Encourage self organized communities of practice
Are you familiar with knowledge flow problems in your organization? Such day-to-day experiences can interfere with an organization‘s efficiency and performance. An example of an issue might be that a manager notices a worker or colleague is not open to sharing his position‘s knowledge, so the manager needs to reinvent processes that already exist.
For high productivity of knowledge work, a culture of knowledge sharing is a must. The culture of bureaucratic organizations does not encourage knowledge sharing. A lack of knowledge sharing and knowledge management in an organization is a Barrier to innovation.
The common form of innovation is a start-up, alas; successful start-ups, which grow into organizations, soon lose their innovative spirit and find it difficult to compete in new products, services, solutions, process etc. For a growing organization to stay competitive - Internal Innovation Management is a must!
For innovation we need to develop an entrepreneurial spirit which is not the strength of most employees, who prefer job security and confidence with no risk-taking. In the innovation age we expect them to become entrepreneurs internally and in order to succeed they need a lot of encouragement, empowerment, support - this is the challenge of INTRAPRENEURSHIP or what Prof. Gary Hamel calls - bringing the Silicon Valley inside. This demands a different management style and attitude from the current traditional management culture.
Communities of practice (CoPs) are a social model whose basic claim is that learning, innovation, and collaboration are social processes.

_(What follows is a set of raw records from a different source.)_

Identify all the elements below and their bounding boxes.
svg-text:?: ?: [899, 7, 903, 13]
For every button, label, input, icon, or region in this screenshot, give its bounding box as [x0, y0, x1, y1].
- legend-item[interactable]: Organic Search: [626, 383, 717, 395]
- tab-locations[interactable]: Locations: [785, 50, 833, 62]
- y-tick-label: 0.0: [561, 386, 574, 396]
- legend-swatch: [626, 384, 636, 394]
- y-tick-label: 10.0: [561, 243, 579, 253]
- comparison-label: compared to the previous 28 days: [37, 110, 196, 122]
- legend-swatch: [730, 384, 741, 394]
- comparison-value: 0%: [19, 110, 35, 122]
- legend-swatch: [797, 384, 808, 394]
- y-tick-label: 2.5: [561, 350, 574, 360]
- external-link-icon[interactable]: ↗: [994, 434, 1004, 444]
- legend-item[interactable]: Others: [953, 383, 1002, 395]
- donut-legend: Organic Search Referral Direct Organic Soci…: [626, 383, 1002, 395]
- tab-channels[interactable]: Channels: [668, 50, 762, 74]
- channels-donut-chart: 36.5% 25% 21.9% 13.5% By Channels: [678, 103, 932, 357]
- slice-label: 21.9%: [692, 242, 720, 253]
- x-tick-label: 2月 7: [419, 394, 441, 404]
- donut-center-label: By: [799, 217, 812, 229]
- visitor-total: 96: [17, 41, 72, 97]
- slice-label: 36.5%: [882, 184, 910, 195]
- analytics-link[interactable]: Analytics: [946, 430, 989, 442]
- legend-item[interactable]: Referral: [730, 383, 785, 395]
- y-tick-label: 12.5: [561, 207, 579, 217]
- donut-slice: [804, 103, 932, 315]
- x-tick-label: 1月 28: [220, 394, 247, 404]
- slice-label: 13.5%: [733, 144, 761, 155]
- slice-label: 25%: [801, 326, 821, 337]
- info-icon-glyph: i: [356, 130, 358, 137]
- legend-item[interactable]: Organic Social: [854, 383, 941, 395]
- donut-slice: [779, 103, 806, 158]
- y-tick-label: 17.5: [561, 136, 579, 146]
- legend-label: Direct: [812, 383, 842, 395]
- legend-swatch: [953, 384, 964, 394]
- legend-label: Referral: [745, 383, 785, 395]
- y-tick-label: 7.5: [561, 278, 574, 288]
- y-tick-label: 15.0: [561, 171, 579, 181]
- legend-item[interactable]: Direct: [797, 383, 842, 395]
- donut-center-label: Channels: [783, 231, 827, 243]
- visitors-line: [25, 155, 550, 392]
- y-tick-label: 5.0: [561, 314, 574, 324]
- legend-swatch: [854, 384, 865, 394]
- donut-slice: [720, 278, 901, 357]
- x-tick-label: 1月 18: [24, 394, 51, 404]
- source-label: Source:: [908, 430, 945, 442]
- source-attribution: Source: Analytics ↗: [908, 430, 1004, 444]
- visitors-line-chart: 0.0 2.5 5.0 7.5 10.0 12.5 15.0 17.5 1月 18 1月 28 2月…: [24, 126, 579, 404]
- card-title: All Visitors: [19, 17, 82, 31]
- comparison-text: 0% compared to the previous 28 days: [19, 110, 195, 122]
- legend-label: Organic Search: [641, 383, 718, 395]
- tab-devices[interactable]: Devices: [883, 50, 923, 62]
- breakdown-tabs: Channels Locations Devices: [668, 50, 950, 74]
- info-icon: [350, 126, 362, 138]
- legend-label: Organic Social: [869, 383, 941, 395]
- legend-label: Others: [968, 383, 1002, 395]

CoPs are networks of people who have common interests, share a field of specialization, have known each other over a period of time, and trust each other. Therefore it is natural and easy for them to share and create new knowledge, either as a group or as individuals inspired by the group.
The CoPs may have different forms: they may be formal, like a successful professional team of mechanical engineers in an organization, or informal, like a group of middle managers from various departments of the organization with some common interests.
The reason that interactions are so important for knowledge management is that they allow for the exchange and creation of tacit knowledge. Tacit knowledge is different from explicit knowledge, which is documented or written in a codified and explicit form. Tacit knowledge is inside people‘s heads. Tacit knowledge is expressed in responding to new situations and problems, thus creating new knowledge.
Knowledge is the most important asset of a modern organization. Communities of Practice (CoPs) are the best instrument of Knowledge creation and sharing and so it is the best model to hack bureaucracy, and allow for knowledge sharing resulting in higher productivity of knowledge and innovation. CoPs develop a culture of experimentation and learning from failures and generating new ideas.
An organization where communities of practice flourish becomes a learning organization with major contributions to waste cutting and innovative solutions.
1. Managers are afraid to let go. They are stuck in command and control management and become the barrier for self-organized learning communities.
2. In an era of knowledge work, employees often translate knowledge to power and so are reluctant to share knowledge.
3. A fear to use technological infrastructure which arises from a concern of important information leak.
Invite all stakeholders to a face to face or an online kick off meeting. Let people raise problems they would like to explore and solve together. Allow and encourage these new communities to go on with this knowledge sharing and knowledge creating activities beyond the first meeting as long as they wish.